Hamiltonicity and Structure of Classes of Minor-Free Graphs

Abstract

The main results of this dissertation are Hamiltonicity and structural results for graphs on surfaces and graphs with certain forbidden minors.

The first result is related to a conjecture due to Grunbaum and Nash-Williams which states that all 4-connected graphs on the torus are Hamiltonian. One approach to prove this conjecture is to extend the proof techniques of a result due to Thomas and Yu which says that every edge of a 4-connected projective-planar graph is on a Hamilton cycle. However the analogous result is not true for graphs on the torus. Thomassen provided examples of 4-connected toroidal graphs such that some edges of each graph are not contained in any Hamilton cycle. Our result shows that these examples are critical in a certain sense.
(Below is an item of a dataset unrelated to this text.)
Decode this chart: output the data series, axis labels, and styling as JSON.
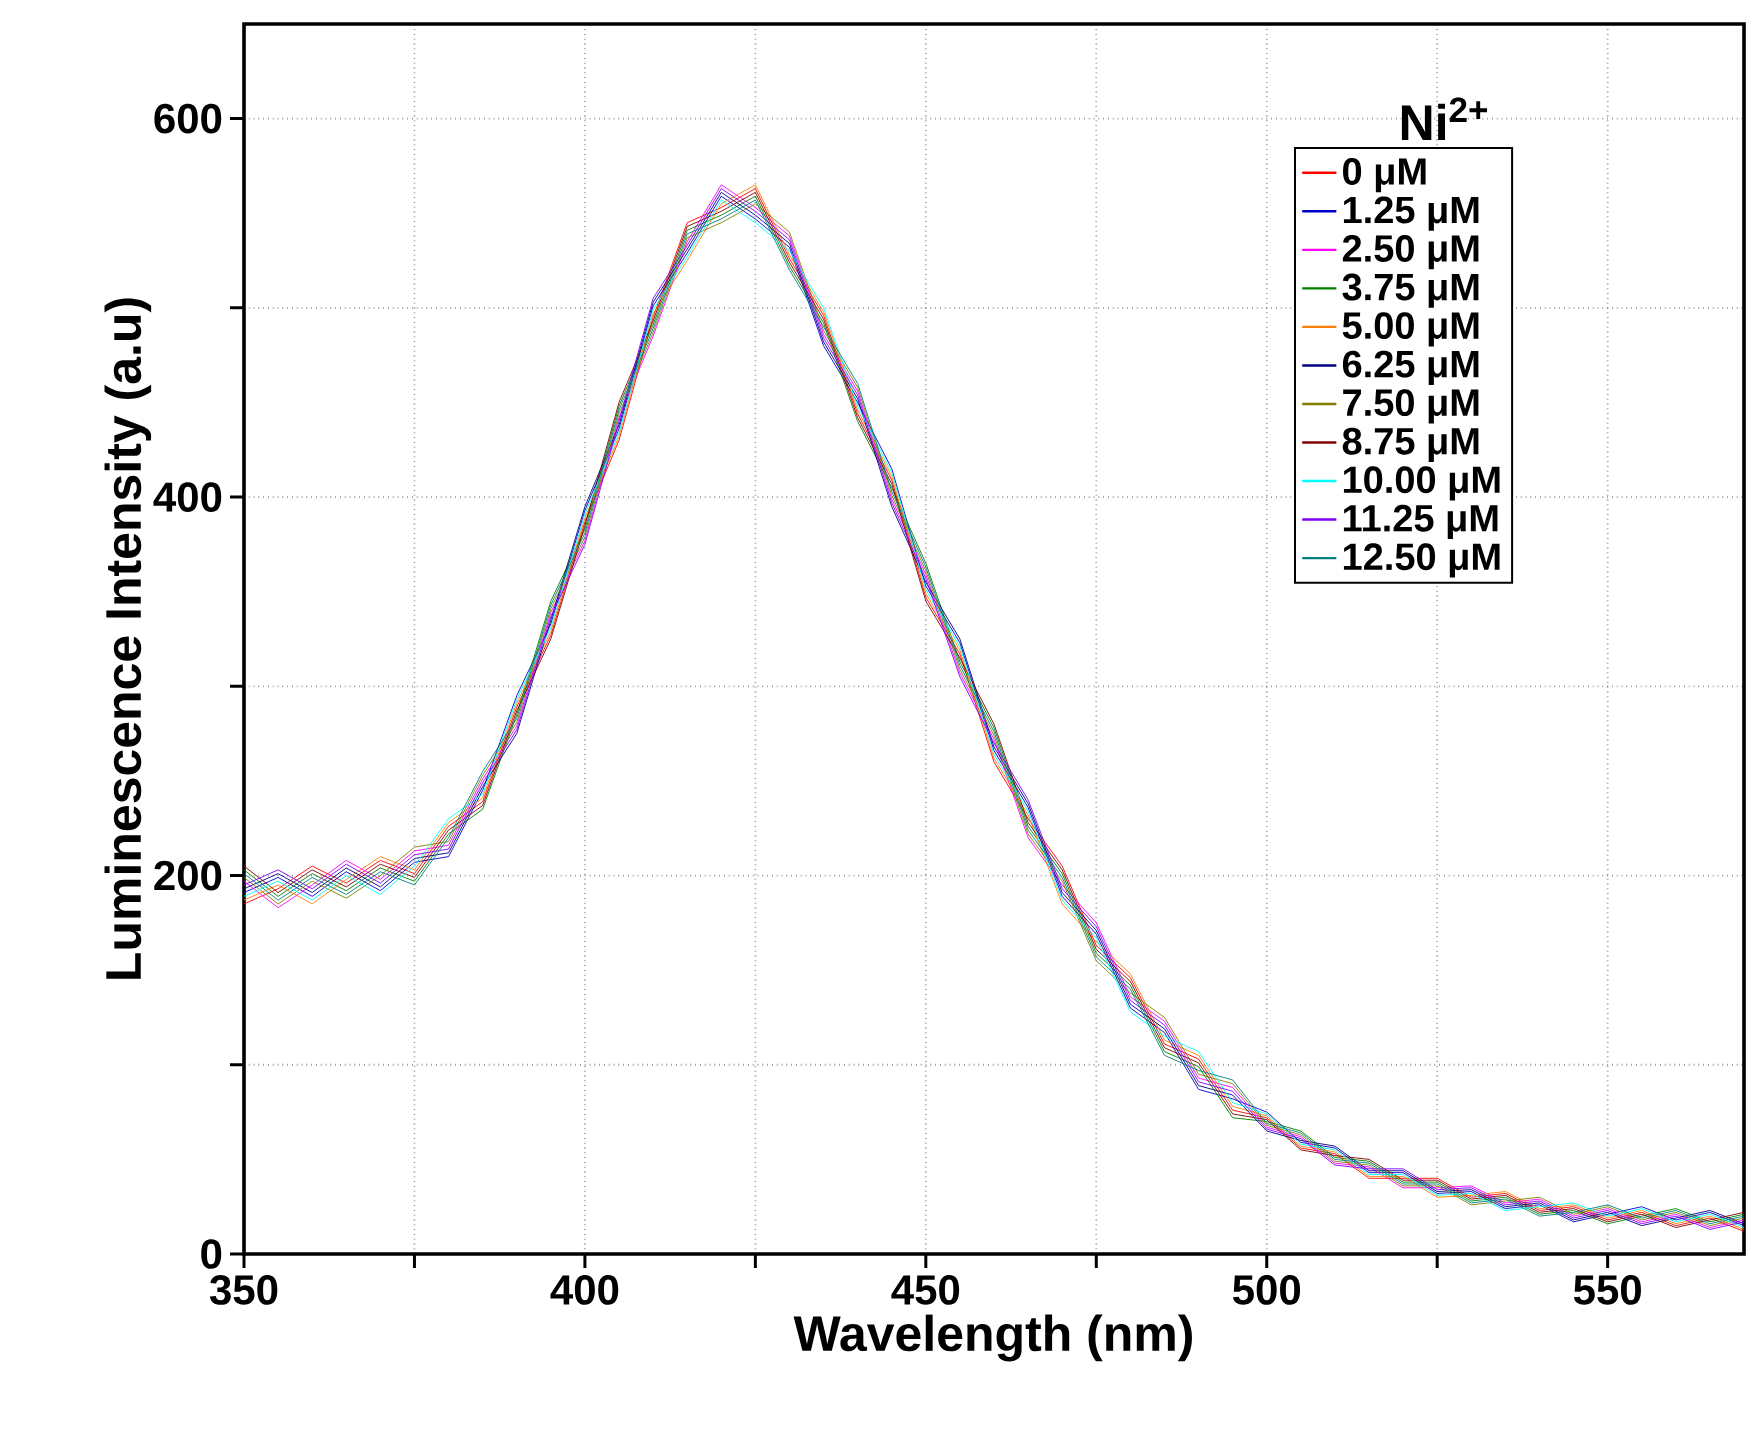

The second and third results concern minor-free graphs. Tutte proved that every 4-connected planar graph is Hamiltonian. Not all 3-connected planar graphs are Hamiltonian, however: the Herschel graph is one example. Our second result proves that all 3-connected, planar, K_{2,5}-minor-free graphs are Hamiltonian. We give examples to show that the K_{2,5}-minor-free condition cannot be weakened to K_{2,6}-minor-free. The final result is a complete characterization of all K_{2,4}-minor-free graphs. To prove both of these results we first provide a characterization of rooted-K_{2,2}-minor-free graphs. We also prove several useful results concerning Hamilton paths in rooted K_{2,2}-minor-free graphs.